The discovery of the importance of relationship and perspective is explored within the short story ‘The Gift of the Magi’ by O. Henry. The short story is centralized around the financially unstable Dillingham family, who sacrifice what each holds dear about each other in order to buy gifts that complement the respective possessions, only to discover that the possessions are sold in order to buy the gifts.
In this classic example of irony, O. Henry allows responders to reflect upon the meaning of discovery and joy through the manipulation of people, events, and relationships.
The worth of discovery is questioned and challenged in a whimsical manner throughout the short story. The scene O. Henry portrays is opened with the line, “One dollar and eighty-seven cents. That was all”.
The use of syntax creates a sense of urgency and defeat, generating a negative atmosphere and establishing the tone of valuation and cost. The painful extent to which protagonists Della and Jim sacrifice for each other is portrayed through the abandonment of their most prized possessions, giving up their identity in the process.
This is shown through the contrast between statements “Della’s hair…they both took mighty pride”, and “Will you buy my hair?”. The juxtaposition between descriptions of pride for Della’s hair and the harsh statement exploring the monetization of her pride forces the responders to question the worth of the gift and is further extended to the wisdom behind their decisions.
There is a discovery on multi-dimensions as ‘The Gift of the Magi’ explores the ramifications of inducing discoveries, forcing the responder to reflect upon their own life through implications the characters’ actions may hold.
There is an overarching theme throughout the short story that focuses upon the juxtaposition of wisdom and foolishness. This is predominately portrayed through the whimsical and light tone of a narrator making commentary upon the situation, where throughout the characters’ speech, a pause is taken and the narrator states “let us regard with discreet scrutiny some inconsequential object in the other direction”.
This aside provides comic relief, indicative of an air of humor associated with the intensity of financial woe. Wisdom is once again referred to at the closing of the short story where the narrator refers to the Dillinghams as “two foolish children” who “unwisely sacrificed for each other the greatest treasures of their house.”
The metaphor ‘foolish children’ alludes to the whimsical tone of the short story, but also draws attention to the sacrifices necessary to facilitate love.

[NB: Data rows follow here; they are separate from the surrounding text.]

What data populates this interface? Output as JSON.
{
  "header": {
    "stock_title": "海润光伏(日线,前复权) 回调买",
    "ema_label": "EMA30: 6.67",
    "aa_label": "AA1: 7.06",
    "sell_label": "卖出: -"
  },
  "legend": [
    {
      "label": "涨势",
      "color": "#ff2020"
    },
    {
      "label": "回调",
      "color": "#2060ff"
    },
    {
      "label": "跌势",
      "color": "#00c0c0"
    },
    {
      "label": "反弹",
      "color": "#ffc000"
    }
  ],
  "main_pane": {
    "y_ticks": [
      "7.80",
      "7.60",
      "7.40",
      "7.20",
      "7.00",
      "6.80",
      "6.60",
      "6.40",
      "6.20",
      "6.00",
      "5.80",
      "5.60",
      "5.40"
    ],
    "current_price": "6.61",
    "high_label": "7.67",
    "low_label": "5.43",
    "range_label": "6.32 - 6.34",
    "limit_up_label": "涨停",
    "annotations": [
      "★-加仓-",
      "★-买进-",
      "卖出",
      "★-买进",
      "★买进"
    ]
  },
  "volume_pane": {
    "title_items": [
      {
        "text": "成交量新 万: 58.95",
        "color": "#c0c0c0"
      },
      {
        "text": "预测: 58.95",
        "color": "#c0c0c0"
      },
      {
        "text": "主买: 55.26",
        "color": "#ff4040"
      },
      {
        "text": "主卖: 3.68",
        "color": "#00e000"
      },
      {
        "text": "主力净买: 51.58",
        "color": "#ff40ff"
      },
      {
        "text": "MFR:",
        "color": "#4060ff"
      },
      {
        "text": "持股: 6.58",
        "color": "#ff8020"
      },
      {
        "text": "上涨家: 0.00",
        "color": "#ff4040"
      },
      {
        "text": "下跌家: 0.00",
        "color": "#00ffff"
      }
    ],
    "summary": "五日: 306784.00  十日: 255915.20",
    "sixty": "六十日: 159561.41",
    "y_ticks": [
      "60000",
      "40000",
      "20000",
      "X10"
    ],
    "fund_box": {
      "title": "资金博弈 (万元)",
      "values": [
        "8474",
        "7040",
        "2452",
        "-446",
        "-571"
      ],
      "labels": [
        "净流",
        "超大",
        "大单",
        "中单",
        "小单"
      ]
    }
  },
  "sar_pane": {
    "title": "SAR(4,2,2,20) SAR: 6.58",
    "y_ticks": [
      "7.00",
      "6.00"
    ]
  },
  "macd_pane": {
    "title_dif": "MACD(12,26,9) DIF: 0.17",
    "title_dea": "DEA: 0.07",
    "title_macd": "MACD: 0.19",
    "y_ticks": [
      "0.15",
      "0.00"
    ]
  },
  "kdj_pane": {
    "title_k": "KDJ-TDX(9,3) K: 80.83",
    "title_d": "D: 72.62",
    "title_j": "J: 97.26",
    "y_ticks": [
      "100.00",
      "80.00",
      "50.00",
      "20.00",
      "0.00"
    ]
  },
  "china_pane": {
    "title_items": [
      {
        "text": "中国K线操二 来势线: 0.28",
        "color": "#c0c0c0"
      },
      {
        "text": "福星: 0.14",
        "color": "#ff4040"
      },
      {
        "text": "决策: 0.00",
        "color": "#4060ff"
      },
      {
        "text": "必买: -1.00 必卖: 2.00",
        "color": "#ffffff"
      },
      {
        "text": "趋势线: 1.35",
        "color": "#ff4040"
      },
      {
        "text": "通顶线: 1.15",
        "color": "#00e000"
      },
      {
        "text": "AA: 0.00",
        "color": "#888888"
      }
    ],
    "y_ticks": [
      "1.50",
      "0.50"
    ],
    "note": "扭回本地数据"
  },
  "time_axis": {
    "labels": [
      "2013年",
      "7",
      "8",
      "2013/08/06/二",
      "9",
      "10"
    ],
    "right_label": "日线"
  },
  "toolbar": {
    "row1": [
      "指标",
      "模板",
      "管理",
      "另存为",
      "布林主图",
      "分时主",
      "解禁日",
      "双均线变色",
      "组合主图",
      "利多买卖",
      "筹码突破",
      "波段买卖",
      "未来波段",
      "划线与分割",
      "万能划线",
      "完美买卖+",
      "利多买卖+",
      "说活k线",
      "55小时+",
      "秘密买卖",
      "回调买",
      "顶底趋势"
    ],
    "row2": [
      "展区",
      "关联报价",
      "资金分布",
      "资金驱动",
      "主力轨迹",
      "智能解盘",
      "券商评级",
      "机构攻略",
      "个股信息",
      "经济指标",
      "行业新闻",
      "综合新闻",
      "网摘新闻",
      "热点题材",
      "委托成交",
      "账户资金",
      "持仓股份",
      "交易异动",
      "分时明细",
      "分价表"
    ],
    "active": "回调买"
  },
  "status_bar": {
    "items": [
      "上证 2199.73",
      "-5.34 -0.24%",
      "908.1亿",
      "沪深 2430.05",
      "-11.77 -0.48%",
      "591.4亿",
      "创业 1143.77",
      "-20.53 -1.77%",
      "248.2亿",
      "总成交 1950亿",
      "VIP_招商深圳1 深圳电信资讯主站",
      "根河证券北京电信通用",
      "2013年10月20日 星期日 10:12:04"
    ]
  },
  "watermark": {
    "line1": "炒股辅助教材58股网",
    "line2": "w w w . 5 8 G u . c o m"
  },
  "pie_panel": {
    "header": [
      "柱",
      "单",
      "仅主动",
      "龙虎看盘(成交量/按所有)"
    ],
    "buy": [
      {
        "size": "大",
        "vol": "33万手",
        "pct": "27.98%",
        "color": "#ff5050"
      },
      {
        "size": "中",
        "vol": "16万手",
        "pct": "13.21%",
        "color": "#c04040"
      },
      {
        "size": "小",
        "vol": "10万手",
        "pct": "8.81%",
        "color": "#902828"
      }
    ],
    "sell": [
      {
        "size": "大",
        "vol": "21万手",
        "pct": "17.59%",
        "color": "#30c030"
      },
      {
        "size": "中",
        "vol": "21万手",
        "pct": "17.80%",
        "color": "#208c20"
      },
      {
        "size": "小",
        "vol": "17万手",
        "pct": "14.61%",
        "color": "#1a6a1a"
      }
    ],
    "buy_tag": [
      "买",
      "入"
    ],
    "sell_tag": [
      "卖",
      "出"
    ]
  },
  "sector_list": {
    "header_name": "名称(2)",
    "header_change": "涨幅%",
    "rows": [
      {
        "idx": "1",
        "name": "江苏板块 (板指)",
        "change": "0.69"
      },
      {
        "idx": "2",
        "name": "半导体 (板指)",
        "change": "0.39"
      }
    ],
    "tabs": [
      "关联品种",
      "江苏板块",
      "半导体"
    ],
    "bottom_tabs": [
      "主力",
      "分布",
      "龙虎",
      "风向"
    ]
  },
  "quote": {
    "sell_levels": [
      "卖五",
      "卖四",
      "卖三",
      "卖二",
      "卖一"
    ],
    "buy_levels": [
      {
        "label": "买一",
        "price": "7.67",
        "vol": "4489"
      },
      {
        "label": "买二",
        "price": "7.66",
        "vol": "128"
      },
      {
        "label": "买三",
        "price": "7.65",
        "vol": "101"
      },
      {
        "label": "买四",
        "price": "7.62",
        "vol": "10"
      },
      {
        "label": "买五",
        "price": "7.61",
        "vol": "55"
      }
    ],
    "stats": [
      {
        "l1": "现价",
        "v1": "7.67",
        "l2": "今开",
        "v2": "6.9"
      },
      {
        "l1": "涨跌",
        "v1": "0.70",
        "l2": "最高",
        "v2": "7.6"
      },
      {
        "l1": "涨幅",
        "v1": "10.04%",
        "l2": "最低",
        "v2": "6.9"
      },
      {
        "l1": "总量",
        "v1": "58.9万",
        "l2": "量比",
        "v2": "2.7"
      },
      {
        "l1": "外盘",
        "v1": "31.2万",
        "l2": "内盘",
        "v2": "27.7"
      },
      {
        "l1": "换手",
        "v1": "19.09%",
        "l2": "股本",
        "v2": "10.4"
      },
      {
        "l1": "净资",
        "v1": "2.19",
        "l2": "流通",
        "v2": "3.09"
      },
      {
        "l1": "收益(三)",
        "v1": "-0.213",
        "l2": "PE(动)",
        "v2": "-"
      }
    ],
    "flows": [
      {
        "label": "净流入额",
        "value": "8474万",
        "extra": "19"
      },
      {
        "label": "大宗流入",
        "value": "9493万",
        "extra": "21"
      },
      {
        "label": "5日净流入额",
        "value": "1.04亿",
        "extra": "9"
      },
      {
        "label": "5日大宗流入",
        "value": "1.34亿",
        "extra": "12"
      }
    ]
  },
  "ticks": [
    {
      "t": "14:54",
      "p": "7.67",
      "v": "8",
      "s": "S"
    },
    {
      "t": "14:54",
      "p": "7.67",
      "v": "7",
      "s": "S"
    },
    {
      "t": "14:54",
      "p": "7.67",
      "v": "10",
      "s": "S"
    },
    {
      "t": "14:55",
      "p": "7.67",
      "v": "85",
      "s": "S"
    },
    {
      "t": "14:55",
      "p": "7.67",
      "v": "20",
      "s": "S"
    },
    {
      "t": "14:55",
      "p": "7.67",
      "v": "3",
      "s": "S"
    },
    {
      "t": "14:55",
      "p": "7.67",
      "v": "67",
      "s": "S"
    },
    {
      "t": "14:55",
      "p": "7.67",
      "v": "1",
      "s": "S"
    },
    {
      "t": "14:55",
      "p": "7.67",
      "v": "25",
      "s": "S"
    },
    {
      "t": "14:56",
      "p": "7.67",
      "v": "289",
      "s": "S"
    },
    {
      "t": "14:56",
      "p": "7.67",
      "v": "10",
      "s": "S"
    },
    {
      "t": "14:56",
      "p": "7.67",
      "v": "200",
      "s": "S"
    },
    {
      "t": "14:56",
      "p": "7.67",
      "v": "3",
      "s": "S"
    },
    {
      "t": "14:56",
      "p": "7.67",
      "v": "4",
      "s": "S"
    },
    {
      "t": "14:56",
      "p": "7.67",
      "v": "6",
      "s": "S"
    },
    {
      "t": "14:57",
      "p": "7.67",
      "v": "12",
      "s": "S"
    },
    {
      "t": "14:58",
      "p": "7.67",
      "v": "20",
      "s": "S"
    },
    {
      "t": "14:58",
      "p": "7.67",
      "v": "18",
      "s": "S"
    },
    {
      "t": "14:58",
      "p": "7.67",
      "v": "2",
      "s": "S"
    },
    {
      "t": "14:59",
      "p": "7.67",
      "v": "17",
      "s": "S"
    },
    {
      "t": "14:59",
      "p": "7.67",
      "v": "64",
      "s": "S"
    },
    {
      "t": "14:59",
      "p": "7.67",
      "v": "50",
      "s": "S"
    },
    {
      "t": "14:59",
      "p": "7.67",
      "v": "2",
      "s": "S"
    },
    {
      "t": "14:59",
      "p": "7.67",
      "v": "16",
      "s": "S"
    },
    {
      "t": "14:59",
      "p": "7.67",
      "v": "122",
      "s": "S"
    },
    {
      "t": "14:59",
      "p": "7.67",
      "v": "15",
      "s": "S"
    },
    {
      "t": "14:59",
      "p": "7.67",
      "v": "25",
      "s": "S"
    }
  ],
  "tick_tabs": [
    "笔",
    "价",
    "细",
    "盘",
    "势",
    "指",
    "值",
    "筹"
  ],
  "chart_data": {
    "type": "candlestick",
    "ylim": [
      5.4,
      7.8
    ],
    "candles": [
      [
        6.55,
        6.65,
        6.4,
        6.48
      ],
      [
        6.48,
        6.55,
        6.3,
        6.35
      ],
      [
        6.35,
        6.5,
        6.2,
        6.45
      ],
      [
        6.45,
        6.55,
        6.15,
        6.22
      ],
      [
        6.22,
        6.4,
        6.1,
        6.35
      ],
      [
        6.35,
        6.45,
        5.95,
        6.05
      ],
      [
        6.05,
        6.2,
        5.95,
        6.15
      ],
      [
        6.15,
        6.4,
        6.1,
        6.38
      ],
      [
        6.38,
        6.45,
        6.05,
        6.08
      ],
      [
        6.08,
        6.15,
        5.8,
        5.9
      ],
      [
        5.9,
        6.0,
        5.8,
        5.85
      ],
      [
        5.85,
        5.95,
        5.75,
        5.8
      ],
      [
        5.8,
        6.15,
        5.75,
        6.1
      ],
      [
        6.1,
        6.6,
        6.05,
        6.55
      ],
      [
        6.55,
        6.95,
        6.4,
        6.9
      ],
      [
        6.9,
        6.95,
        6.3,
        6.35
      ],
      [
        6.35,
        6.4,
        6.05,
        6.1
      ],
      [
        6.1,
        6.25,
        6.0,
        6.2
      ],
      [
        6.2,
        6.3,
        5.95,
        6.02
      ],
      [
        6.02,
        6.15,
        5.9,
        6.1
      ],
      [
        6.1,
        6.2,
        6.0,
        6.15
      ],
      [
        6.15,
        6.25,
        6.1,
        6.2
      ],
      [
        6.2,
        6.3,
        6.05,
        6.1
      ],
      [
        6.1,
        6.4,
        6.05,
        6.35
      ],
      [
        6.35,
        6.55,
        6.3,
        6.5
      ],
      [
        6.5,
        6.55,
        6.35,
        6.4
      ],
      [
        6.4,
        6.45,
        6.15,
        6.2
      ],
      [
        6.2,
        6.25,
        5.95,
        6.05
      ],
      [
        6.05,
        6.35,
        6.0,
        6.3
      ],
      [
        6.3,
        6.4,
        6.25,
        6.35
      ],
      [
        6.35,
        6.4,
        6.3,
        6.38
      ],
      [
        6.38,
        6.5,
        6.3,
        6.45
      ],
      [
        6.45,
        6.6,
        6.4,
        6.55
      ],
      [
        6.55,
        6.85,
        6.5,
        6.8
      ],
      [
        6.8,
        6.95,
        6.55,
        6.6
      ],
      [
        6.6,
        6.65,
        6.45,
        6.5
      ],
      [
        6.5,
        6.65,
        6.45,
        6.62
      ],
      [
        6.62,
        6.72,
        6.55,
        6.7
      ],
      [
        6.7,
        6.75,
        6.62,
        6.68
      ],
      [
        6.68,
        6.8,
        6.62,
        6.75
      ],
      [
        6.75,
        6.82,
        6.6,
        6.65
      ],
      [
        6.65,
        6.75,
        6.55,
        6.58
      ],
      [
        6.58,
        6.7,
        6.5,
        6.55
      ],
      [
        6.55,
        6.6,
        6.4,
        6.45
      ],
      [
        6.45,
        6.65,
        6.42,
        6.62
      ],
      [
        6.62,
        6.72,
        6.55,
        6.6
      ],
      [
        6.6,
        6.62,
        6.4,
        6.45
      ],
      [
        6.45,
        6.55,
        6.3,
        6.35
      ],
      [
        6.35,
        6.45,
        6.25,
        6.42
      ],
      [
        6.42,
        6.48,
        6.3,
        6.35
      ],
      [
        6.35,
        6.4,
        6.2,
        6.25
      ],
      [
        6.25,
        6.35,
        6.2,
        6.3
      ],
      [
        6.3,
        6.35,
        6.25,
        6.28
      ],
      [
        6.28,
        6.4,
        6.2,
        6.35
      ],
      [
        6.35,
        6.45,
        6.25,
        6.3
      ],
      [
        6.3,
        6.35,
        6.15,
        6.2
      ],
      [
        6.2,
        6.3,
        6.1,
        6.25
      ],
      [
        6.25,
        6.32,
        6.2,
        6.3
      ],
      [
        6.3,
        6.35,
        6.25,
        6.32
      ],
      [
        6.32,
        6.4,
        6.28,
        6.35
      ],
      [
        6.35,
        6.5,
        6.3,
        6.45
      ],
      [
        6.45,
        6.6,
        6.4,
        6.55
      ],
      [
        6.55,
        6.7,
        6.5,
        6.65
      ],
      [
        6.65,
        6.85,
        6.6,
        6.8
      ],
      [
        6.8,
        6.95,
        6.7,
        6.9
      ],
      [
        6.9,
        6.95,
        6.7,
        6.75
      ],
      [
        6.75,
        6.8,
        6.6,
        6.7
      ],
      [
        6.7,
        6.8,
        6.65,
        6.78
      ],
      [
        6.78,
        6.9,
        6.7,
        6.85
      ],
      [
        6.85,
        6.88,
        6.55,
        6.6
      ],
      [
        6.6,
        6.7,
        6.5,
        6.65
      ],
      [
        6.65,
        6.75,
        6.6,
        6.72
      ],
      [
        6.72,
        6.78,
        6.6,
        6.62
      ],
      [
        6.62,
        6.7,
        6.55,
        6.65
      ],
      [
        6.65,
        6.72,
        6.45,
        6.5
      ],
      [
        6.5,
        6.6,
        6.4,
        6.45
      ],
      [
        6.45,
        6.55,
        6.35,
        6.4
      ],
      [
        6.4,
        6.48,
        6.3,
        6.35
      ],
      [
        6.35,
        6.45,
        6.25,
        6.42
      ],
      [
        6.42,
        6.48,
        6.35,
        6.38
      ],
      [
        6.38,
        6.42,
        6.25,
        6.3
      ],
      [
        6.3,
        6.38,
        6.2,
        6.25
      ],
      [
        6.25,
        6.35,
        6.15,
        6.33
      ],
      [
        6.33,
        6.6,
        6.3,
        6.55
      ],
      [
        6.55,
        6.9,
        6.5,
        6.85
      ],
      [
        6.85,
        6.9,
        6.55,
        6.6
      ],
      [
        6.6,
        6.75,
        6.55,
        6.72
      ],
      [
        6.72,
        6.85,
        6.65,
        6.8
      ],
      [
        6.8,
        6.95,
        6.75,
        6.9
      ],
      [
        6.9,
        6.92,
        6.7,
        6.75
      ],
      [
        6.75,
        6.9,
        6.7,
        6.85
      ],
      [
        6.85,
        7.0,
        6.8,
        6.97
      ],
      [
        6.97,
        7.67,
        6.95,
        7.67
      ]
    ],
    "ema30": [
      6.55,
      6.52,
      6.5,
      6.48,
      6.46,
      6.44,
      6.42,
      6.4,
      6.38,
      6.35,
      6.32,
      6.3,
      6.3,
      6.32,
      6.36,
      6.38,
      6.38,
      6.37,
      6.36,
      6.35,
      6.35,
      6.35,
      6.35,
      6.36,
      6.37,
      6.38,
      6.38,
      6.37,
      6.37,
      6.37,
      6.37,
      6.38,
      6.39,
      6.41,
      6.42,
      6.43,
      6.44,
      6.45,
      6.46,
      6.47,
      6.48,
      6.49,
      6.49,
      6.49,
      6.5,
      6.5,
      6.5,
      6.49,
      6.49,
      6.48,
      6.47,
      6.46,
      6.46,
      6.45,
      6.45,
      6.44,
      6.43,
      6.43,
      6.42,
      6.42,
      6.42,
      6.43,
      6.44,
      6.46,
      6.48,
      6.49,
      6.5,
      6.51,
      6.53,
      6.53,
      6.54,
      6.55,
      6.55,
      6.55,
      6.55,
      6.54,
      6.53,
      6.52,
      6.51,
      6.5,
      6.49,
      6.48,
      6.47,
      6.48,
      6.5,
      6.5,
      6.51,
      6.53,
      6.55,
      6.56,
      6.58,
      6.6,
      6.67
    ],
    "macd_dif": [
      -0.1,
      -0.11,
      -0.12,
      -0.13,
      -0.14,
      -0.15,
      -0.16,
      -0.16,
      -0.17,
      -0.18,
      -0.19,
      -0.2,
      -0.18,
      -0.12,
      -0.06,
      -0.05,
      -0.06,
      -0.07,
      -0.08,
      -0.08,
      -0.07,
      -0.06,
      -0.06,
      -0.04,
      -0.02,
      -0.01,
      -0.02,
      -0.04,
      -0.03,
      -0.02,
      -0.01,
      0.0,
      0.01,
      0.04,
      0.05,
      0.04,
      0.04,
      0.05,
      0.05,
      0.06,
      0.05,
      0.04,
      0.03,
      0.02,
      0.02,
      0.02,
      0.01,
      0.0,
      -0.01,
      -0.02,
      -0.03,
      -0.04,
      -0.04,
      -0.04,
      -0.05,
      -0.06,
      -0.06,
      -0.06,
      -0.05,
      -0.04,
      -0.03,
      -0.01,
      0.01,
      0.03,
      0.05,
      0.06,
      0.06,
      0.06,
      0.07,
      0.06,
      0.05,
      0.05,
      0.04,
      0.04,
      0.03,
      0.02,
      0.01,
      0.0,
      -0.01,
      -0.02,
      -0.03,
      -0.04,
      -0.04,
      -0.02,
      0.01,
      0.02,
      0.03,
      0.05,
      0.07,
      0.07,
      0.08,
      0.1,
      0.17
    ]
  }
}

However, O. Henry also establishes that discovery can be a multifaceted experience as throughout the process the characters undergo a wide range of emotional experiences.
This is portrayed once again within the closing paragraph, where the narrator states, “of all who give gifts these two were the wisest”. This, contrasted with what the narrator stated directly before, is a seemingly contradictory statement. The use of antithetical language creates a sense of disorder and confusion, causing the responder to ponder upon the true wisdom and ramifications of this discovery and gift exchange and bringing about a new level of depth beyond the surface.
Often, it takes experience to understand that discovery is challenging and confrontational as O. Henry proposes notions of true wealth. The responder’s reflection of true wealth is induced through the use of biblical allusions dotted throughout the text.
The biblical references are evident within the title, where the term ‘Magi’ refers to the “wonderfully wise men – who brought gifts to the Babe in the manger”, and is referred to at the closing of the short story.
This biblical imagery is further extended when O. Henry compares Jim and Della to King Solomon and the Queen of Sheba, where it is revealed, “King Solomon, pluck at his beard from envy” and “let her hair hang…just to depreciate her majesty”. The use of metaphors and religious imagery generates a tone of richness and draws upon the definition of prosperity.
There is a sharp contrast in wealth generated through the comparison between King Solomon, Queen of Sheba, and the Dillinghams. However, this induces a discovery within the responders that true wealth isn’t determined by material possessions but rather the richness of relationships and emotional experience. There is significant moral weight carried within the short story through the exploration of the meaning of wealth and love.
Henry’s ‘The Gift of the Magi’ is a didactic text which questions the worth and connotations of discovery, forcing the responder to address the issues associated with physical and emotional wealth. Discovery is represented as a complex concept with a variety of implications as the intricacy of life and the wealth of experience are explored.